Neither Watts nor Pease would put a possible dollar value on the incident or brands it may possibly attract but both agreed – managed correctly and depending on how Fanning himself responds – it could be considerable.
“Will he cash in on this? I don’t really know,” Pease said. “You’d have to think that some brands would want to pin their name to him. What those brands could be I’m not sure. But for sure, he’s possibly going to make a lot of money out of this, even more so than he ever did on the pro circuit tour.”
Watts added: “If Fanning reponds in a positive manner, if he takes it in his stride and gets back in the water – and you have to remember he’s currently locked in the battle for the world title race – if he can turn this hugely traumatic incident into a positive it will be benefit him.
“I think nothing much will happen in the very immediate future. It needs to settle down. It’s been very traumatic for Fanning and the surfing community and it needs to be a personal time for Mick rather than brands bombarding him.”

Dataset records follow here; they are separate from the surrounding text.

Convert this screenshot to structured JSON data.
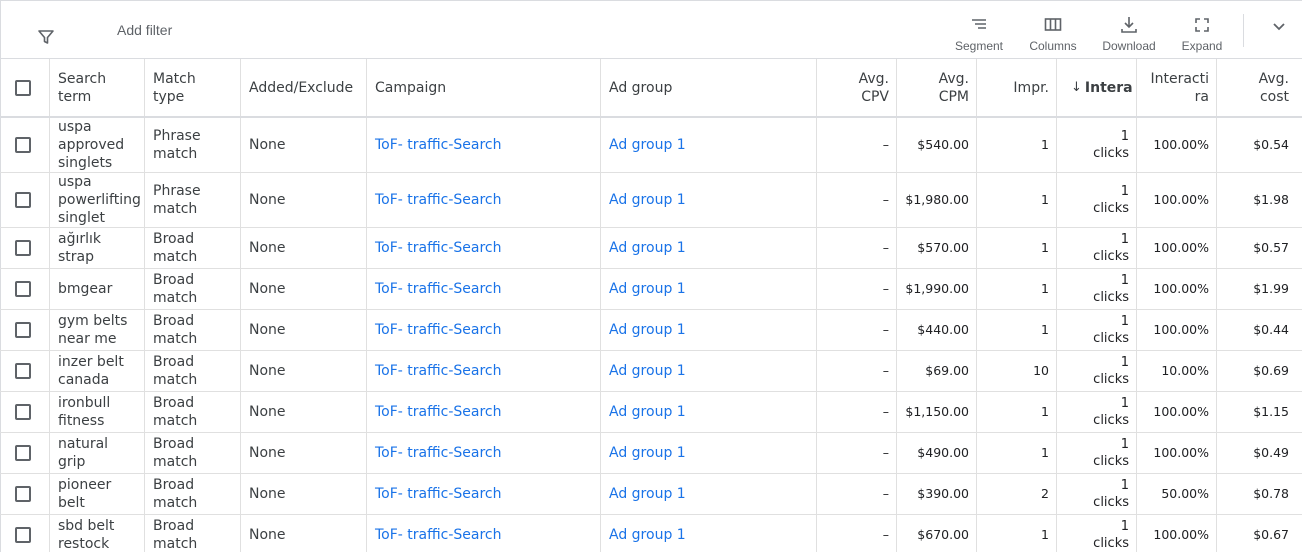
{
  "toolbar": {
    "add_filter": "Add filter",
    "segment": "Segment",
    "columns": "Columns",
    "download": "Download",
    "expand": "Expand"
  },
  "headers": {
    "search_term": [
      "Search",
      "term"
    ],
    "match_type": [
      "Match",
      "type"
    ],
    "added_excluded": "Added/Exclude",
    "campaign": "Campaign",
    "ad_group": "Ad group",
    "avg_cpv": [
      "Avg.",
      "CPV"
    ],
    "avg_cpm": [
      "Avg.",
      "CPM"
    ],
    "impr": "Impr.",
    "interactions": "Intera",
    "interaction_rate": [
      "Interacti",
      "ra"
    ],
    "avg_cost": [
      "Avg.",
      "cost"
    ]
  },
  "rows": [
    {
      "term": [
        "uspa",
        "approved",
        "singlets"
      ],
      "match": [
        "Phrase",
        "match"
      ],
      "added": "None",
      "campaign": "ToF- traffic-Search",
      "ad_group": "Ad group 1",
      "cpv": "–",
      "cpm": "$540.00",
      "impr": "1",
      "inter": [
        "1",
        "clicks"
      ],
      "rate": "100.00%",
      "cost": "$0.54"
    },
    {
      "term": [
        "uspa",
        "powerlifting",
        "singlet"
      ],
      "match": [
        "Phrase",
        "match"
      ],
      "added": "None",
      "campaign": "ToF- traffic-Search",
      "ad_group": "Ad group 1",
      "cpv": "–",
      "cpm": "$1,980.00",
      "impr": "1",
      "inter": [
        "1",
        "clicks"
      ],
      "rate": "100.00%",
      "cost": "$1.98"
    },
    {
      "term": [
        "ağırlık",
        "strap"
      ],
      "match": [
        "Broad",
        "match"
      ],
      "added": "None",
      "campaign": "ToF- traffic-Search",
      "ad_group": "Ad group 1",
      "cpv": "–",
      "cpm": "$570.00",
      "impr": "1",
      "inter": [
        "1",
        "clicks"
      ],
      "rate": "100.00%",
      "cost": "$0.57"
    },
    {
      "term": [
        "bmgear"
      ],
      "match": [
        "Broad",
        "match"
      ],
      "added": "None",
      "campaign": "ToF- traffic-Search",
      "ad_group": "Ad group 1",
      "cpv": "–",
      "cpm": "$1,990.00",
      "impr": "1",
      "inter": [
        "1",
        "clicks"
      ],
      "rate": "100.00%",
      "cost": "$1.99"
    },
    {
      "term": [
        "gym belts",
        "near me"
      ],
      "match": [
        "Broad",
        "match"
      ],
      "added": "None",
      "campaign": "ToF- traffic-Search",
      "ad_group": "Ad group 1",
      "cpv": "–",
      "cpm": "$440.00",
      "impr": "1",
      "inter": [
        "1",
        "clicks"
      ],
      "rate": "100.00%",
      "cost": "$0.44"
    },
    {
      "term": [
        "inzer belt",
        "canada"
      ],
      "match": [
        "Broad",
        "match"
      ],
      "added": "None",
      "campaign": "ToF- traffic-Search",
      "ad_group": "Ad group 1",
      "cpv": "–",
      "cpm": "$69.00",
      "impr": "10",
      "inter": [
        "1",
        "clicks"
      ],
      "rate": "10.00%",
      "cost": "$0.69"
    },
    {
      "term": [
        "ironbull",
        "fitness"
      ],
      "match": [
        "Broad",
        "match"
      ],
      "added": "None",
      "campaign": "ToF- traffic-Search",
      "ad_group": "Ad group 1",
      "cpv": "–",
      "cpm": "$1,150.00",
      "impr": "1",
      "inter": [
        "1",
        "clicks"
      ],
      "rate": "100.00%",
      "cost": "$1.15"
    },
    {
      "term": [
        "natural",
        "grip"
      ],
      "match": [
        "Broad",
        "match"
      ],
      "added": "None",
      "campaign": "ToF- traffic-Search",
      "ad_group": "Ad group 1",
      "cpv": "–",
      "cpm": "$490.00",
      "impr": "1",
      "inter": [
        "1",
        "clicks"
      ],
      "rate": "100.00%",
      "cost": "$0.49"
    },
    {
      "term": [
        "pioneer",
        "belt"
      ],
      "match": [
        "Broad",
        "match"
      ],
      "added": "None",
      "campaign": "ToF- traffic-Search",
      "ad_group": "Ad group 1",
      "cpv": "–",
      "cpm": "$390.00",
      "impr": "2",
      "inter": [
        "1",
        "clicks"
      ],
      "rate": "50.00%",
      "cost": "$0.78"
    },
    {
      "term": [
        "sbd belt",
        "restock"
      ],
      "match": [
        "Broad",
        "match"
      ],
      "added": "None",
      "campaign": "ToF- traffic-Search",
      "ad_group": "Ad group 1",
      "cpv": "–",
      "cpm": "$670.00",
      "impr": "1",
      "inter": [
        "1",
        "clicks"
      ],
      "rate": "100.00%",
      "cost": "$0.67"
    }
  ],
  "colors": {
    "link": "#1a73e8",
    "text": "#3c4043",
    "border": "#e0e0e0"
  }
}
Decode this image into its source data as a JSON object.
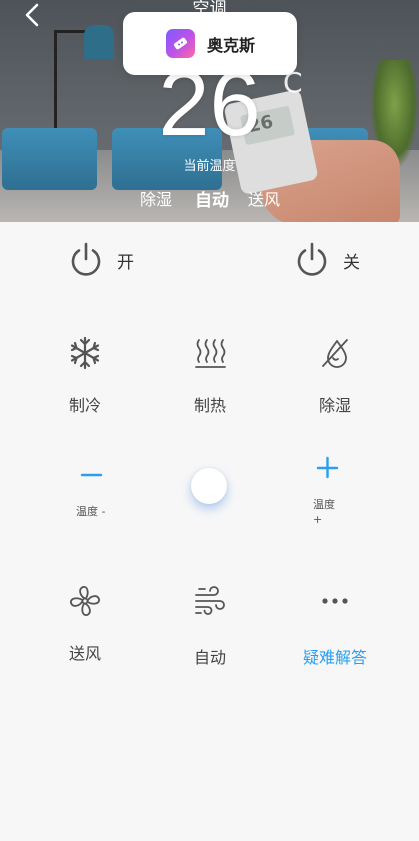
{
  "header": {
    "title": "空调",
    "current_temp": "26",
    "current_temp_label": "当前温度",
    "modes": [
      "除湿",
      "自动",
      "送风"
    ],
    "active_mode_index": 1,
    "remote_screen_value": "26",
    "partial_char": "C"
  },
  "toast": {
    "app_name": "奥克斯",
    "icon": "app-remote-icon"
  },
  "power": {
    "on_label": "开",
    "off_label": "关",
    "icon": "power-icon"
  },
  "modes_row": [
    {
      "label": "制冷",
      "icon": "snowflake-icon"
    },
    {
      "label": "制热",
      "icon": "heat-waves-icon"
    },
    {
      "label": "除湿",
      "icon": "dehumidify-icon"
    }
  ],
  "temperature": {
    "minus_label": "温度 -",
    "plus_label_line1": "温度",
    "plus_label_line2": "+"
  },
  "bottom_row": [
    {
      "label": "送风",
      "icon": "fan-icon"
    },
    {
      "label": "自动",
      "icon": "wind-icon"
    },
    {
      "label": "疑难解答",
      "icon": "more-dots-icon"
    }
  ],
  "colors": {
    "accent_blue": "#2a9ff0",
    "icon_gray": "#555555",
    "background": "#f7f7f7"
  }
}
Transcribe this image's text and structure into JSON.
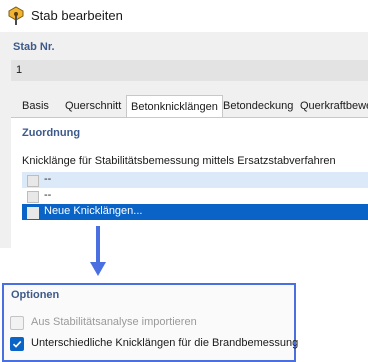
{
  "window": {
    "title": "Stab bearbeiten"
  },
  "member": {
    "header": "Stab Nr.",
    "number": "1"
  },
  "tabs": [
    {
      "label": "Basis",
      "active": false
    },
    {
      "label": "Querschnitt",
      "active": false
    },
    {
      "label": "Betonknicklängen",
      "active": true
    },
    {
      "label": "Betondeckung",
      "active": false
    },
    {
      "label": "Querkraftbewe",
      "active": false
    }
  ],
  "assignment": {
    "header": "Zuordnung",
    "label": "Knicklänge für Stabilitätsbemessung mittels Ersatzstabverfahren",
    "rows": [
      {
        "text": "--",
        "selected": false
      },
      {
        "text": "--",
        "selected": false
      },
      {
        "text": "Neue Knicklängen...",
        "selected": true
      }
    ]
  },
  "options": {
    "header": "Optionen",
    "items": [
      {
        "label": "Aus Stabilitätsanalyse importieren",
        "checked": false,
        "enabled": false
      },
      {
        "label": "Unterschiedliche Knicklängen für die Brandbemessung",
        "checked": true,
        "enabled": true
      }
    ]
  },
  "colors": {
    "accent": "#0a64c8",
    "highlight_border": "#4a6fe0",
    "section_header": "#3d5a8a"
  }
}
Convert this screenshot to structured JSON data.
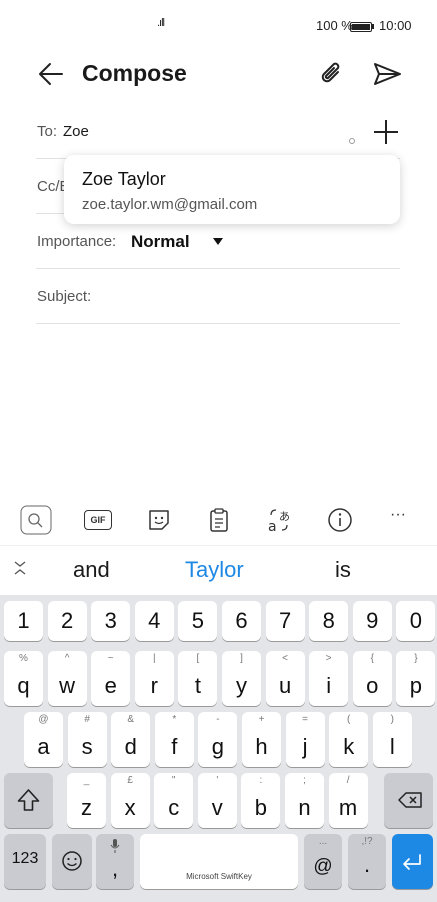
{
  "status_bar": {
    "signal": ".ıll",
    "battery": "100 %",
    "time": "10:00"
  },
  "header": {
    "title": "Compose"
  },
  "to": {
    "label": "To:",
    "value": "Zoe"
  },
  "cc": {
    "label": "Cc/B"
  },
  "importance": {
    "label": "Importance:",
    "value": "Normal"
  },
  "subject": {
    "label": "Subject:"
  },
  "suggestion": {
    "name": "Zoe Taylor",
    "email": "zoe.taylor.wm@gmail.com"
  },
  "keyboard_toolbar": {
    "gif": "GIF",
    "more": "···"
  },
  "predictions": {
    "left": "and",
    "center": "Taylor",
    "right": "is",
    "collapse": "⌄"
  },
  "keyboard": {
    "row_numbers": [
      "1",
      "2",
      "3",
      "4",
      "5",
      "6",
      "7",
      "8",
      "9",
      "0"
    ],
    "row_q": [
      {
        "k": "q",
        "s": "%"
      },
      {
        "k": "w",
        "s": "^"
      },
      {
        "k": "e",
        "s": "~"
      },
      {
        "k": "r",
        "s": "|"
      },
      {
        "k": "t",
        "s": "["
      },
      {
        "k": "y",
        "s": "]"
      },
      {
        "k": "u",
        "s": "<"
      },
      {
        "k": "i",
        "s": ">"
      },
      {
        "k": "o",
        "s": "{"
      },
      {
        "k": "p",
        "s": "}"
      }
    ],
    "row_a": [
      {
        "k": "a",
        "s": "@"
      },
      {
        "k": "s",
        "s": "#"
      },
      {
        "k": "d",
        "s": "&"
      },
      {
        "k": "f",
        "s": "*"
      },
      {
        "k": "g",
        "s": "-"
      },
      {
        "k": "h",
        "s": "+"
      },
      {
        "k": "j",
        "s": "="
      },
      {
        "k": "k",
        "s": "("
      },
      {
        "k": "l",
        "s": ")"
      }
    ],
    "row_z": [
      {
        "k": "z",
        "s": "_"
      },
      {
        "k": "x",
        "s": "£"
      },
      {
        "k": "c",
        "s": "\""
      },
      {
        "k": "v",
        "s": "'"
      },
      {
        "k": "b",
        "s": ":"
      },
      {
        "k": "n",
        "s": ";"
      },
      {
        "k": "m",
        "s": "/"
      }
    ],
    "numbers_key": "123",
    "comma_key": ",",
    "space_label": "Microsoft SwiftKey",
    "at_key": "@",
    "at_sub": "...",
    "period_key": ".",
    "period_sub": ",!?"
  },
  "colors": {
    "accent": "#1e88e5",
    "keyboard_bg": "#e4e5e9"
  }
}
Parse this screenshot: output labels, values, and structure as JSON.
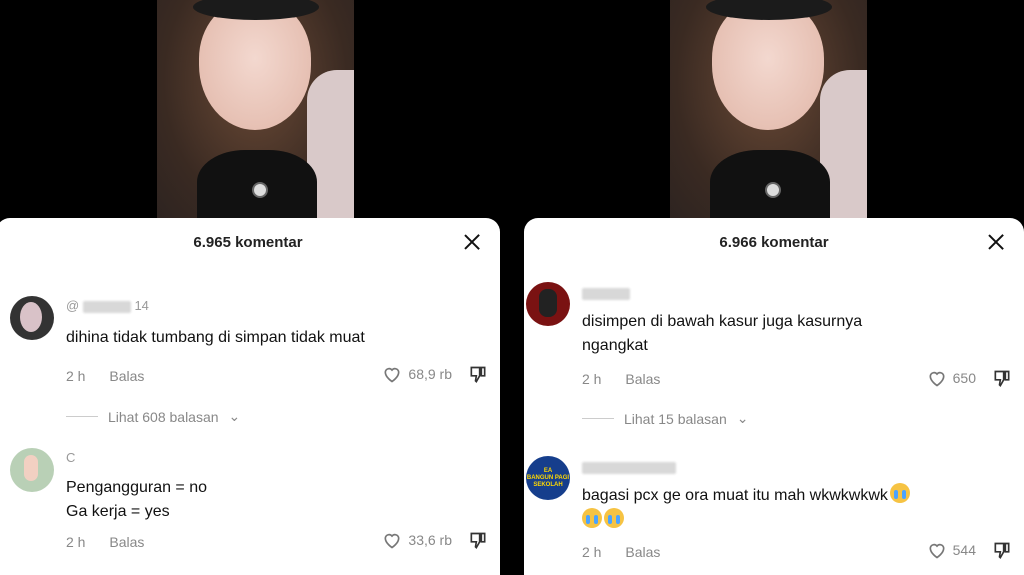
{
  "panels": [
    {
      "header": {
        "count": "6.965 komentar"
      },
      "comments": [
        {
          "username": "@",
          "username_suffix": "14",
          "text": "dihina tidak tumbang di simpan tidak muat",
          "time": "2 h",
          "reply": "Balas",
          "likes": "68,9 rb",
          "view_replies": "Lihat 608 balasan"
        },
        {
          "username": "C",
          "text_line1": "Pengangguran = no",
          "text_line2": "Ga kerja = yes",
          "time": "2 h",
          "reply": "Balas",
          "likes": "33,6 rb"
        }
      ]
    },
    {
      "header": {
        "count": "6.966 komentar"
      },
      "comments": [
        {
          "text_line1": "disimpen di bawah kasur juga kasurnya",
          "text_line2": "ngangkat",
          "time": "2 h",
          "reply": "Balas",
          "likes": "650",
          "view_replies": "Lihat 15 balasan"
        },
        {
          "text": "bagasi pcx ge ora muat itu mah wkwkwkwk",
          "avatar_text_line1": "EA",
          "avatar_text_line2": "BANGUN PAGI",
          "avatar_text_line3": "SEKOLAH",
          "time": "2 h",
          "reply": "Balas",
          "likes": "544"
        }
      ]
    }
  ],
  "colors": {
    "sheet": "#ffffff",
    "text": "#111111",
    "muted": "#888888",
    "background": "#000000"
  },
  "icons": [
    "close-icon",
    "heart-icon",
    "dislike-icon",
    "chevron-down-icon",
    "crying-emoji-icon"
  ]
}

And could this define his career? Will he be remembered forever more as the bloke that fought off the shark rather than a multiple world champion?
“In the non-core surfing community, yes, he’ll probably be remembered as the guy who fought off the shark,” Watts agreed. “Yes, it will very probably be his lasting legacy that he will be talked about in pubs for the rest of his life.
“But for sure, it’s a pretty good story – fighting off a 12-foot great white shark; they don’t come any better than that!”
B&T contacted Fanning’s management for comment on this story.